Plash: tools for practical least privilegeIssues |
Problem: connect() on Unix domain sockets follows symlinks, and there is no way to switch this off.
filesys-obj-real.c calls lstat() to determine whether a directory entry is a symlink. If not, real_file_socket_connect() can be used; this will call connect(). Between lstat() and connect(), another process might replace the socket with a symlink.
Applicability: An adversary, A, in one sandbox cannot exploit this on its own; it requires a conspirator, B. A and B can conspire so that A gets access to an arbitrary socket S that is in A's server's namespace but not in A's namespace. A and B must have write access to some common directory. B does not have to have access to socket S (it only needs to know its pathname in A's namespace). This exploit can only occur if B is not in the same sandbox as A.

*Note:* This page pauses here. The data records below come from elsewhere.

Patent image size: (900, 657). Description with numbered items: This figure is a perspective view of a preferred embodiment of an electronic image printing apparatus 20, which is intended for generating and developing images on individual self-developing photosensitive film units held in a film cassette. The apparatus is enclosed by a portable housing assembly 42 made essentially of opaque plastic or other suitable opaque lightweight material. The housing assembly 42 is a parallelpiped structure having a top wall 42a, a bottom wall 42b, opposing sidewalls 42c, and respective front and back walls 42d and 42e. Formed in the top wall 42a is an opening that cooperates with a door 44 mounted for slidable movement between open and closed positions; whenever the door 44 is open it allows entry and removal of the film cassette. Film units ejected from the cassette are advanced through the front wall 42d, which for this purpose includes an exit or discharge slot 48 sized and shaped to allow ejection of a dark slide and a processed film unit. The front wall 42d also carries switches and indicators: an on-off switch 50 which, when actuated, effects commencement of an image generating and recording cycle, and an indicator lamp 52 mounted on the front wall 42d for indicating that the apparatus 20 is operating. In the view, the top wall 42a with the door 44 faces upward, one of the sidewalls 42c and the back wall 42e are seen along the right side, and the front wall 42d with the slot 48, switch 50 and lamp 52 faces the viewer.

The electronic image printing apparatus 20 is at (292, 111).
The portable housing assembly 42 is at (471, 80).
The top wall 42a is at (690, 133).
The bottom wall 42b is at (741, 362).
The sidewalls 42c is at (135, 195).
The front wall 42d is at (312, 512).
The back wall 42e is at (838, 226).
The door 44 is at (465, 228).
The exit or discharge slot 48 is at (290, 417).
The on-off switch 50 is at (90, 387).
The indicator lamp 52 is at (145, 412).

Exploit: see tests/socket-symlink-race.
Note: bind() does not follow symlinks. It behaves like open() with O_CREAT|O_EXCL. (There may be some other Unix variants where this is not true, perhaps including old versions of Linux.)
Possible solutions:
Hardlink socket into a temporary directory before calling connect().
The server has a private directory in which no server will create symlinks on behalf of a client. The server's real_file_socket_connect() method hardlinks the socket file into the private directory, checks that the object that got hardlinked is not a symlink, and then calls connect() on it.
Problem: this doesn't work across devices.
We could have a list of directories into which we try to create hard links. These are tried in turn. The user/administrator can set these up to cover all the filesystems.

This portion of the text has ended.